Kamu bisa nafas, bisa makan, bisa mikir, itu bentuk rohman dan rohim Allah. Arus yang kamu anggep bener itu bukan sematamata hasil pemikiranmu. Tuhanlah yang nunjukin itu ke kamu sebagai bentuk rohman dan rohimNya. Kalau kamu menggunakan pengetahuanmu itu untuk melawan, berontak bahkan menguasai orang lain yang kamu anggap ikut arus, secara gak sadar diamdiam kamu menuhankan dirimu sendiri dengan menganggap pengetahuan, kebenaran itu ya cuman versimu, datangnya dari kamu. Padahal versimu pun belum tentu benar.
Balik lagi, sebenernya semua ada porsinya, semua ada takarannya. Ada kalanya kita ikut arus, berhenti kalau lelah, belok kalo ada batu. Ada kalanya kita keluar dari arus, mungkin lewat cabang aliran air yang lain, tapi ya usahakan tanpa melukai siapapun.

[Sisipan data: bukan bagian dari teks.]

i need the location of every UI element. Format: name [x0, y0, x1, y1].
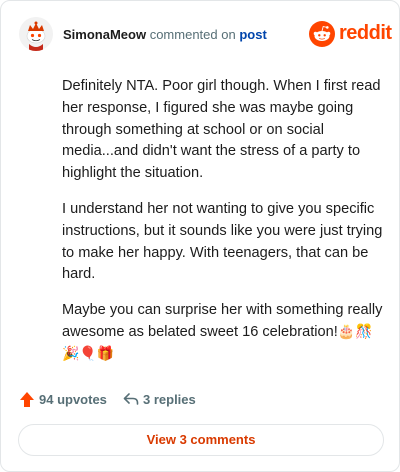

Satu lagi, ada yang pernah bilang pada saya, patokan kita hidup didunia bukanlah tentang mengejar surga (semacam gak ikhlas, mengharap surga sebagai imbalan) atau itungitungan pahala (manusia itu banyak lalainya) tapi lebih ke "Membuat Tuhan terharu". Bagaimana kita bisa membuat Tuhan terharu sebelum membuat orang lain terharu?